After your real estate offer has been accepted there are a number of
details that still need to be completed. There will probably be a whole house inspection
of the property home by an inspector, who will determine the condition and integrity of
the real estate. Your mortgage company may choose to send out an appraiser who will assure
the lender of your property's worth. The title company will have to warranty that there
are no liens or existing encumbrances which would inhibit a transfer of title.
The fees associated with the buying or selling real estate are called closing costs.
Certain fees are automatically assigned to either the buyer or the seller; other costs are
either negotiable or dictated by local custom.
Buyer closing costs
When a buyer applies for a loan, lenders are required to provide them with a good-faith
estimate of their closing costs. The fees vary according to several factors, including the
type of loan they applied for and the terms of the purchase agreement. Likewise, some of
the closing costs, especially those associated with the loan application, are actually
paid in advance. Some typical buyer closing costs include:
The down payment
Loan fees (points, application fee, credit report)

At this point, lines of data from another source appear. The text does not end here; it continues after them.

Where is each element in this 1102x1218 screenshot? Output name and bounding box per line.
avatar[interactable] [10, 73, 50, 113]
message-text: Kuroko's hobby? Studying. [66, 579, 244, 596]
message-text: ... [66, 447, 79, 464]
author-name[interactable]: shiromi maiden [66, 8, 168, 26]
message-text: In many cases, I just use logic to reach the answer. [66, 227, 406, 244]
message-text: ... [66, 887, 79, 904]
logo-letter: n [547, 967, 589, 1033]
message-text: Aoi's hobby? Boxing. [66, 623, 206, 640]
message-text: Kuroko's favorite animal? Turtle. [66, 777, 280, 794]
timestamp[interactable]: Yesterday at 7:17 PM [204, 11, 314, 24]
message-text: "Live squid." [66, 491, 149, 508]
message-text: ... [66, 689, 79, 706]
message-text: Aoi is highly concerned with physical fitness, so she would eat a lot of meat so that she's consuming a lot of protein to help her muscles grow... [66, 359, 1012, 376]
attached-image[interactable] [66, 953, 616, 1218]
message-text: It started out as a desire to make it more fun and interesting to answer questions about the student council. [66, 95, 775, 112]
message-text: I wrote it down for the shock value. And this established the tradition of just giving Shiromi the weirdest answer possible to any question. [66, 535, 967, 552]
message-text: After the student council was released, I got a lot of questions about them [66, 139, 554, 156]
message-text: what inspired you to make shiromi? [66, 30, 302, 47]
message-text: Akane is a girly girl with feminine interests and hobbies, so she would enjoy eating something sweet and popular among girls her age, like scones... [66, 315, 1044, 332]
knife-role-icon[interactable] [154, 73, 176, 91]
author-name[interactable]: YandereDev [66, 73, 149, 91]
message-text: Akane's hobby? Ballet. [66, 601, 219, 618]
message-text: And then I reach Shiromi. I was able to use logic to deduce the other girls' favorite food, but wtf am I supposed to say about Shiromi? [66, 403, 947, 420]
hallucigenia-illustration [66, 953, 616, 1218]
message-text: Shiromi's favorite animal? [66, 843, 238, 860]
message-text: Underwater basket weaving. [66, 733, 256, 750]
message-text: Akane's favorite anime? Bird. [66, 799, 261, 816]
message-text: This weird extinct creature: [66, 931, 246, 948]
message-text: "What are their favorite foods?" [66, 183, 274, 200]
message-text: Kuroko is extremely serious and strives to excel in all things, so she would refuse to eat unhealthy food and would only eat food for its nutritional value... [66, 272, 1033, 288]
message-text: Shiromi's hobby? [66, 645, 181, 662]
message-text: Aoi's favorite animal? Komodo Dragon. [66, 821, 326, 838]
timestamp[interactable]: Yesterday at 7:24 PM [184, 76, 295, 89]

Documentary stamps on the note
Seller closing costs
If the seller has not yet paid for the house in full, the seller's most important closing
cost is satisfying the remaining balance of their loan. Before the date of closing, the
escrow officer will contact the seller's lender to verify the amount needed to close out
the loan. Then, along with any other fees, the original loan will be paid for at the
closing before the seller receives any proceeds from the sale. Other seller closing costs
Documentary Stamps on the Deed
Property taxes (prorated)
Negotiating Closing Costs
In addition to the sales price, buyers and sellers frequently include closing costs in
their negotiations. This can be for both major and minor fees. For example, if a buyer is
particularly nervous about the condition of the plumbing, the seller may agree to pay for
the house inspection.
Likewise, a buyer may want to save on up-front expenditures, and so agree to pay the
seller's full asking price in return for the seller paying all the allowable closing
costs. There's no right or wrong way to negotiate closing costs; just be sure all the
terms are written down on the purchase agreement.
At the closing, certain costs are often prorated (or distributed) between buyer and
seller. The most common prorations are for property taxes. This is because property taxes
are typically paid at the end of the year for which they were assessed.
Thus, if a house is sold in June, the sellers will have lived in the house for half the
year, but the bill for the taxes won't come due until the following year! To make this
situation more equitable, the taxes are prorated. In this example, the sellers will credit
the buyers for half the taxes at closing.